Diane Arbus died at 48 years old
Born: March 14, 1923
Best known as: New York photographer of oddball humans

     

Diane Arbus Biography

Name at birth: Diane Nemerov

Diane Arbus was a New York photographer known for her black and white portraits of eccentrics, carnival performers and, as she put it, “freaks.”

The daughter of well-to-do fur merchants, she married her teenage sweetheart, Allan Arbus, soon after she turned 18. Together they had a fashion photography business for more than a decade, but in 1959 they ended their partnership and marriage and Diane began studying fine art photography.

In the 1960s she worked as a photojournalist, received two Guggenheim fellowships (1963 and 1966) and received critical praise for her vaguely disturbing portraits of society’s fringe members. After her 1971 suicide, a national touring exhibit by the Museum of Modern Art and a book of her photographs by Aperture magazine made Diane Arbus one of the most famous fine art photographers in the U.S.
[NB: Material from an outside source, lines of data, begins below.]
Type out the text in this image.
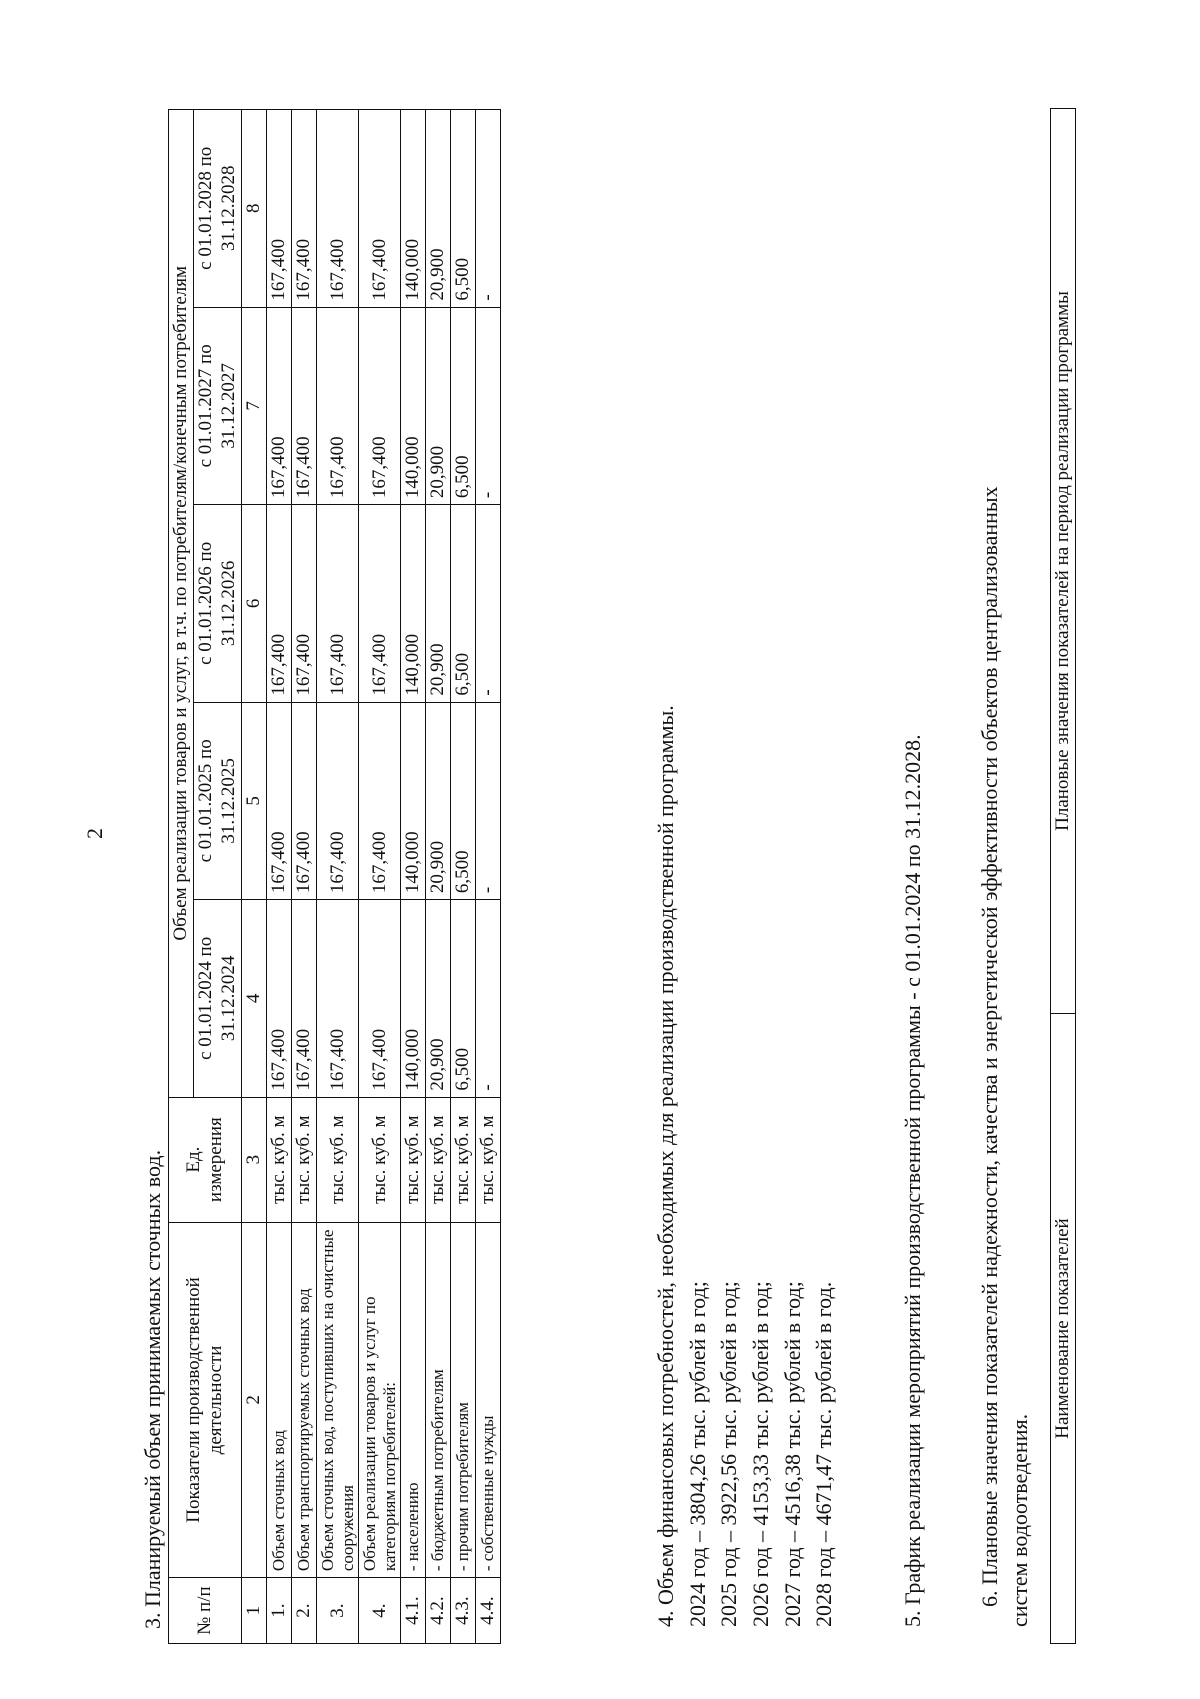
2
3. Планируемый объем принимаемых сточных вод. № п/п	Показатели производственной деятельности	Ед. измерения	Объем реализации товаров и услуг, в т.ч. по потребителям/конечным потребителям				
			с 01.01.2024 по 31.12.2024	с 01.01.2025 по 31.12.2025	с 01.01.2026 по 31.12.2026	с 01.01.2027 по 31.12.2027	с 01.01.2028 по 31.12.2028
1	2	3	4	5	6	7	8
1.	Объем сточных вод	тыс. куб. м	167,400	167,400	167,400	167,400	167,400
2.	Объем транспортируемых сточных вод	тыс. куб. м	167,400	167,400	167,400	167,400	167,400
3.	Объем сточных вод, поступивших на очистные сооружения	тыс. куб. м	167,400	167,400	167,400	167,400	167,400
4.	Объем реализации товаров и услуг по категориям потребителей:	тыс. куб. м	167,400	167,400	167,400	167,400	167,400
4.1.	- населению	тыс. куб. м	140,000	140,000	140,000	140,000	140,000
4.2.	- бюджетным потребителям	тыс. куб. м	20,900	20,900	20,900	20,900	20,900
4.3.	- прочим потребителям	тыс. куб. м	6,500	6,500	6,500	6,500	6,500
4.4.	- собственные нужды	тыс. куб. м	-	-	-	-	-
4. Объем финансовых потребностей, необходимых для реализации производственной программы. 2024 год – 3804,26 тыс. рублей в год; 2025 год – 3922,56 тыс. рублей в год; 2026 год – 4153,33 тыс. рублей в год; 2027 год – 4516,38 тыс. рублей в год; 2028 год – 4671,47 тыс. рублей в год.	5. График реализации мероприятий производственной программы - с 01.01.2024 по 31.12.2028. 6. Плановые значения показателей надежности, качества и энергетической эффективности объектов централизованных систем водоотведения.
Наименование показателей	Плановые значения показателей на период реализации программы
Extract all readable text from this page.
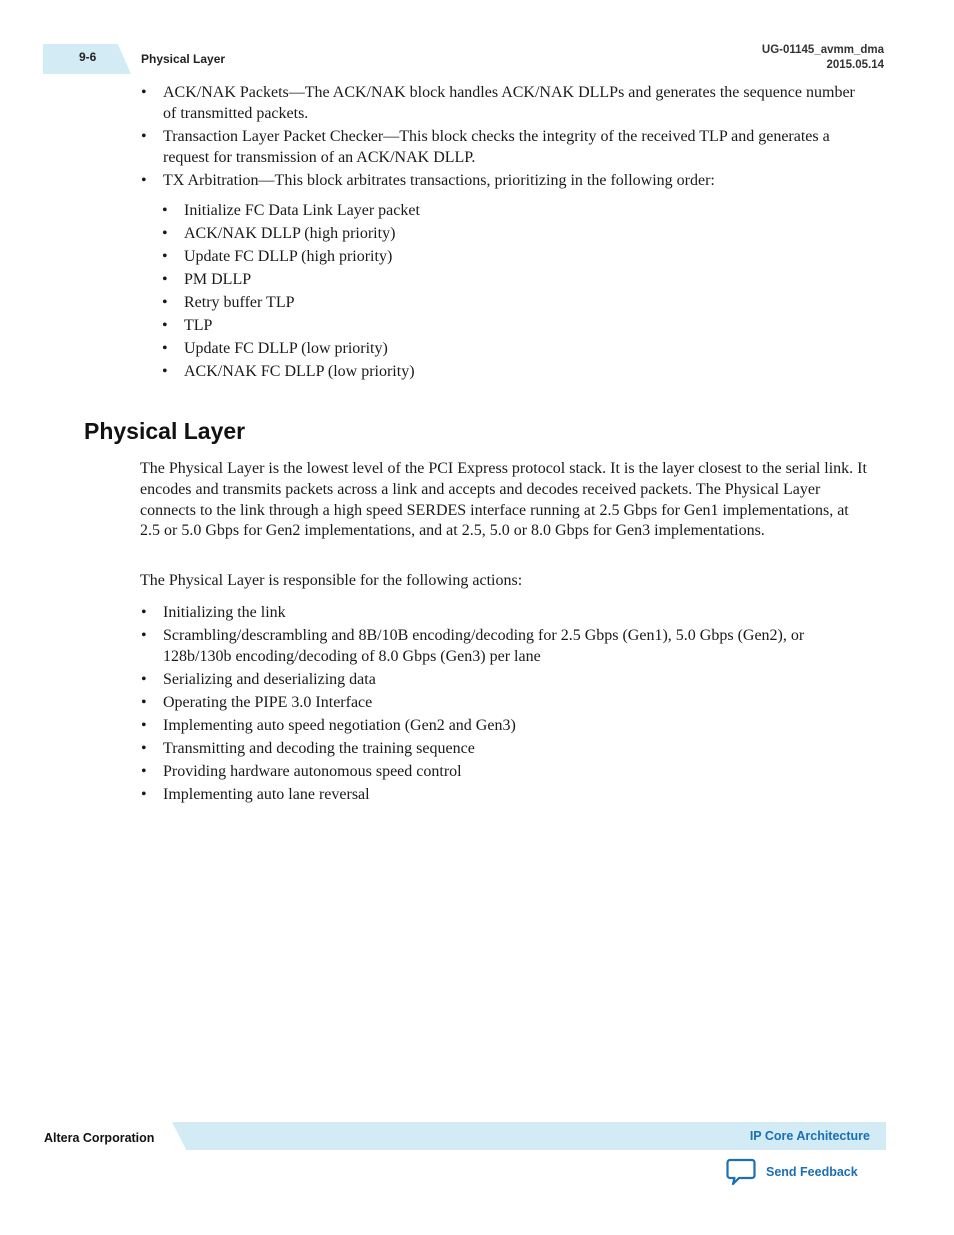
9-6	Physical Layer
UG-01145_avmm_dma
2015.05.14
• ACK/NAK Packets—The ACK/NAK block handles ACK/NAK DLLPs and generates the sequence number of transmitted packets.
• Transaction Layer Packet Checker—This block checks the integrity of the received TLP and generates a request for transmission of an ACK/NAK DLLP.
• TX Arbitration—This block arbitrates transactions, prioritizing in the following order:
• Initialize FC Data Link Layer packet
• ACK/NAK DLLP (high priority)
• Update FC DLLP (high priority)
• PM DLLP
• Retry buffer TLP
• TLP
• Update FC DLLP (low priority)
• ACK/NAK FC DLLP (low priority)
Physical Layer

The Physical Layer is the lowest level of the PCI Express protocol stack. It is the layer closest to the serial link. It encodes and transmits packets across a link and accepts and decodes received packets. The Physical Layer connects to the link through a high speed SERDES interface running at 2.5 Gbps for Gen1 implementations, at 2.5 or 5.0 Gbps for Gen2 implementations, and at 2.5, 5.0 or 8.0 Gbps for Gen3 implementations.

The Physical Layer is responsible for the following actions:

• Initializing the link
• Scrambling/descrambling and 8B/10B encoding/decoding for 2.5 Gbps (Gen1), 5.0 Gbps (Gen2), or 128b/130b encoding/decoding of 8.0 Gbps (Gen3) per lane
• Serializing and deserializing data
• Operating the PIPE 3.0 Interface
• Implementing auto speed negotiation (Gen2 and Gen3)
• Transmitting and decoding the training sequence
• Providing hardware autonomous speed control
• Implementing auto lane reversal
Altera Corporation	IP Core Architecture
Send Feedback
Her most famous photos include Child with a toy hand grenade in Central Park, N.Y.C., 1962 and Identical Twins, Roselle, N.J., 1967.

Extra credit

An original print of Identical Twins sold for $478,400 in 2004… Her ex-husband, Allan Arbus, left the photography business in the 1960s to pursue an acting career; one of his more notable roles was as psychiatrist Sidney Freedman, a recurring character in the television series M*A*S*H (1972-1983, starring Alan Alda)… Diane Arbus committed suicide after a period of depression by taking barbiturates and cutting her wrists… Her brother Howard Nemerov (1920-1991) was twice the Poet Laureate of the United States: from 1963-64 and again from 1988-90.